Teeth sensitivity can generally be caused by several problems. Luckily, there are some effective solutions to reduce tooth sensitivity considerably. Some of these can even be done easily at the comfort of your home.
Let us take a look at some of the best treatments for teeth sensitivity and help you get rid of your pain.
Use Toothpaste Made Specially for Sensitive Teeth
You might have heard of toothpaste for sensitive teeth. Switching your toothpaste can be helpful in treating your symptoms. Teeth sensitivity is caused by exposed nerves. Basically, there are gaps or holes in your enamel that allow your nerves to get exposed to the things you put in your mouth. Generally, these toothpaste have an ingredient that covers the tiny holes in your dentin and enamel. This decreases the amount of exposure the sensitive nerves in your teeth will receive overtime.
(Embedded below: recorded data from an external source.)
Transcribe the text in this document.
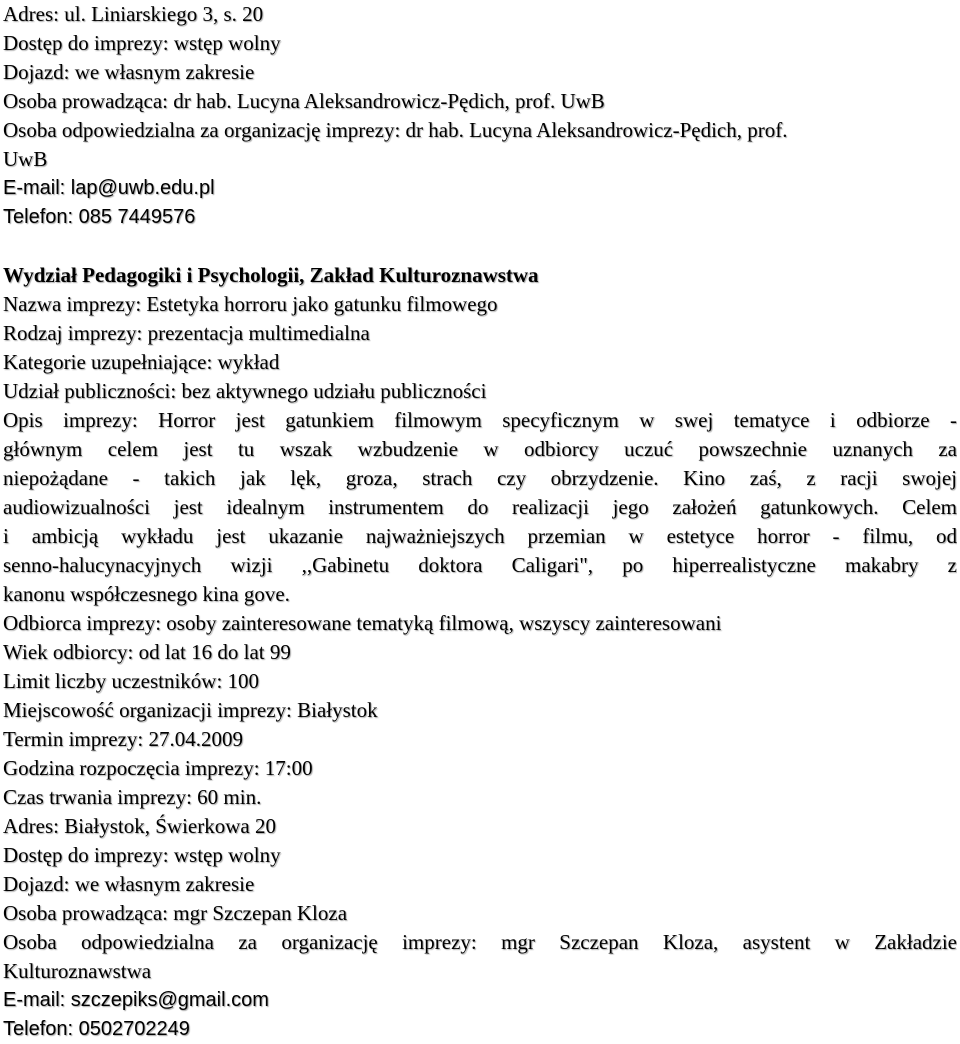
Adres: ul. Liniarskiego 3, s. 20
Dostęp do imprezy: wstęp wolny
Dojazd: we własnym zakresie
Osoba prowadząca: dr hab. Lucyna Aleksandrowicz-Pędich, prof. UwB
Osoba odpowiedzialna za organizację imprezy: dr hab. Lucyna Aleksandrowicz-Pędich, prof.
UwB
E-mail: lap@uwb.edu.pl
Telefon: 085 7449576
Wydział Pedagogiki i Psychologii, Zakład Kulturoznawstwa
Nazwa imprezy: Estetyka horroru jako gatunku filmowego
Rodzaj imprezy: prezentacja multimedialna
Kategorie uzupełniające: wykład
Udział publiczności: bez aktywnego udziału publiczności
Opis imprezy: Horror jest gatunkiem filmowym specyficznym w swej tematyce i odbiorze -
głównym celem jest tu wszak wzbudzenie w odbiorcy uczuć powszechnie uznanych za
niepożądane - takich jak lęk, groza, strach czy obrzydzenie. Kino zaś, z racji swojej
audiowizualności jest idealnym instrumentem do realizacji jego założeń gatunkowych. Celem
i ambicją wykładu jest ukazanie najważniejszych przemian w estetyce horror - filmu, od
senno-halucynacyjnych wizji ,,Gabinetu doktora Caligari", po hiperrealistyczne makabry z
kanonu współczesnego kina gove.
Odbiorca imprezy: osoby zainteresowane tematyką filmową, wszyscy zainteresowani
Wiek odbiorcy: od lat 16 do lat 99
Limit liczby uczestników: 100
Miejscowość organizacji imprezy: Białystok
Termin imprezy: 27.04.2009
Godzina rozpoczęcia imprezy: 17:00
Czas trwania imprezy: 60 min.
Adres: Białystok, Świerkowa 20
Dostęp do imprezy: wstęp wolny
Dojazd: we własnym zakresie
Osoba prowadząca: mgr Szczepan Kloza
Osoba odpowiedzialna za organizację imprezy: mgr Szczepan Kloza, asystent w Zakładzie
Kulturoznawstwa
E-mail: szczepiks@gmail.com
Telefon: 0502702249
Use Soft Toothbrushes for Brushing
This one is a simple tip. Use only soft toothbrushes to brush your teeth. Changing your toothbrush can work wonders over long periods of time. If your toothbrush has stiff bristles, it can cause more wear and tear to your teeth. Sure your teeth will get clean faster but these hard bristles are actually expanding the holes in your dentin and enamel making your condition worse. Abrasive kinds of toothpaste and stiff bristles are tough on your enamel. They make the microscopic holes on your enamel even bigger. Not only does this lead to more sensitivity, but it can also irritate your nerves. Stiff bristles can make your gum recession worse and expose your sensitive nerves and dentin. They can even scrape off some protective layers. Switch to a soft-bristled toothbrush and brush mildly. It will help you shield the surface of your teeth and maintain the integrity of your gums.
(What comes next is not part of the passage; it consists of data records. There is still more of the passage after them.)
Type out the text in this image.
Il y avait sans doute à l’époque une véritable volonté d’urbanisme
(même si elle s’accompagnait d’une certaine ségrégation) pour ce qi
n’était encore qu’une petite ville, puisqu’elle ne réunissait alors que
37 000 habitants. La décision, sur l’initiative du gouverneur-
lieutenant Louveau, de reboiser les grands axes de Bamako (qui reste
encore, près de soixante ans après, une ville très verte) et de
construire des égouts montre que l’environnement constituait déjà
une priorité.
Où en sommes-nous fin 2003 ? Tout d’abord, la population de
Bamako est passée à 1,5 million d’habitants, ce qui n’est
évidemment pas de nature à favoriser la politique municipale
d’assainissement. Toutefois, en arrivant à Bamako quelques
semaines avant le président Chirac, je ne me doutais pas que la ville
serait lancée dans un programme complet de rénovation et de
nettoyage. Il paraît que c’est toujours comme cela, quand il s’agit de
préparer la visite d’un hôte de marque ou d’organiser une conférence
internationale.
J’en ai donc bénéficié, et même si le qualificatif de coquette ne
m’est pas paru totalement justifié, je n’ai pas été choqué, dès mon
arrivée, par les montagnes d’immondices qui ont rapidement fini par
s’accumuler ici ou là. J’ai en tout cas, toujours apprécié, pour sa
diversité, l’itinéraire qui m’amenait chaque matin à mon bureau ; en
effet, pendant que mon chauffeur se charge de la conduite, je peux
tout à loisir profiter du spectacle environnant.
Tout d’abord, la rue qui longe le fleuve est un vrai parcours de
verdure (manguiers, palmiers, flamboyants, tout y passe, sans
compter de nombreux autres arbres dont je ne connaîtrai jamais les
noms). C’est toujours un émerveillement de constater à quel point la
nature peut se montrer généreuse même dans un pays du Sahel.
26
Get Your Gums Checked Out by a Dentist
One of the top causes of teeth sensitivity around the world is receding or diseased gums. When the tissue in your gums breaks down, it moves away from the surface of your teeth. This means that the parts of your teeth below the gum line that contain no enamel at all get exposed. Not only does this cause considerable discomfort, but it also leaves your nerves somewhat unprotected. Pay a visit to your dentist and get them to check your gums thoroughly. If you have any gum disease, you need to get it treated immediately before your condition causes you even more trouble.
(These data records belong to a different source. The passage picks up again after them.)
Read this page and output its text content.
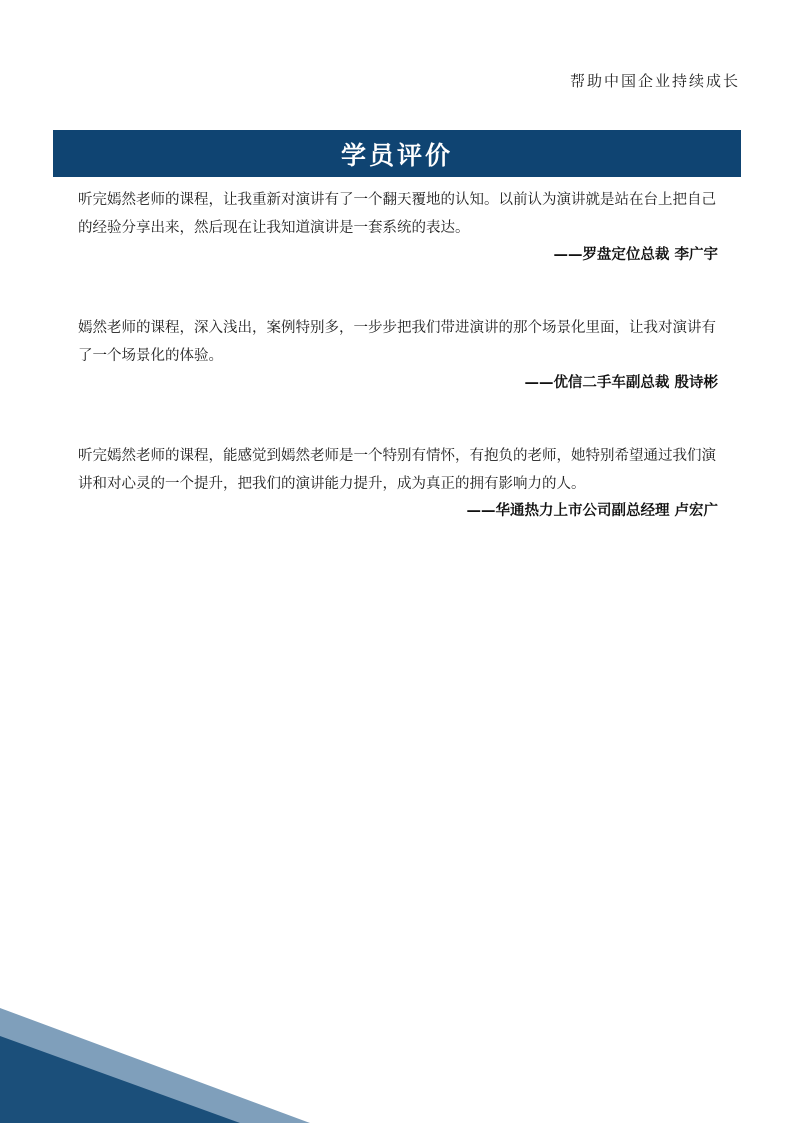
帮助中国企业持续成长
学员评价

听完嫣然老师的课程，让我重新对演讲有了一个翻天覆地的认知。以前认为演讲就是站在台上把自己的经验分享出来，然后现在让我知道演讲是一套系统的表达。

——罗盘定位总裁 李广宇

嫣然老师的课程，深入浅出，案例特别多，一步步把我们带进演讲的那个场景化里面，让我对演讲有了一个场景化的体验。

——优信二手车副总裁 殷诗彬

听完嫣然老师的课程，能感觉到嫣然老师是一个特别有情怀，有抱负的老师，她特别希望通过我们演讲和对心灵的一个提升，把我们的演讲能力提升，成为真正的拥有影响力的人。

——华通热力上市公司副总经理 卢宏广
Make a Salt Water Mouthwash at Home
Get some water and salt and make a mouthwash for yourself. This will help you get rid of tooth sensitivity fast. Saltwater will balance the pH level in your mouth, and create an alkaline environment. Since bacteria need an acidic medium to grow, your mouth will be bacteria-free soon. This will also reduce the accumulated plaque on your teeth in the process. A saltwater mouthwash can simply be made by mixing a cup of warm water and two teaspoons of salt. This rinse should ideally be used twice a day, once in the morning and in the evening until sensitivity improves.
Dental Varnishes and Coatings that Control Sensitivity
There are numerous coatings and other varnishes that can be directly applied to relieve sensitive teeth by a dentist. Typically, a fluoride varnish can help reduce tooth sensitivity. When fluoride is applied to teeth, it fills up tiny holes in the tooth enamel that are exposing your teeth to sudden temperature change and other common irritants. There are many other plastic sealant coatings and bonding agents that can be applied immediately to strengthen dentin and enamel. Consult your dentist and ask them regarding some coating options to reduce the sensitivity in your teeth.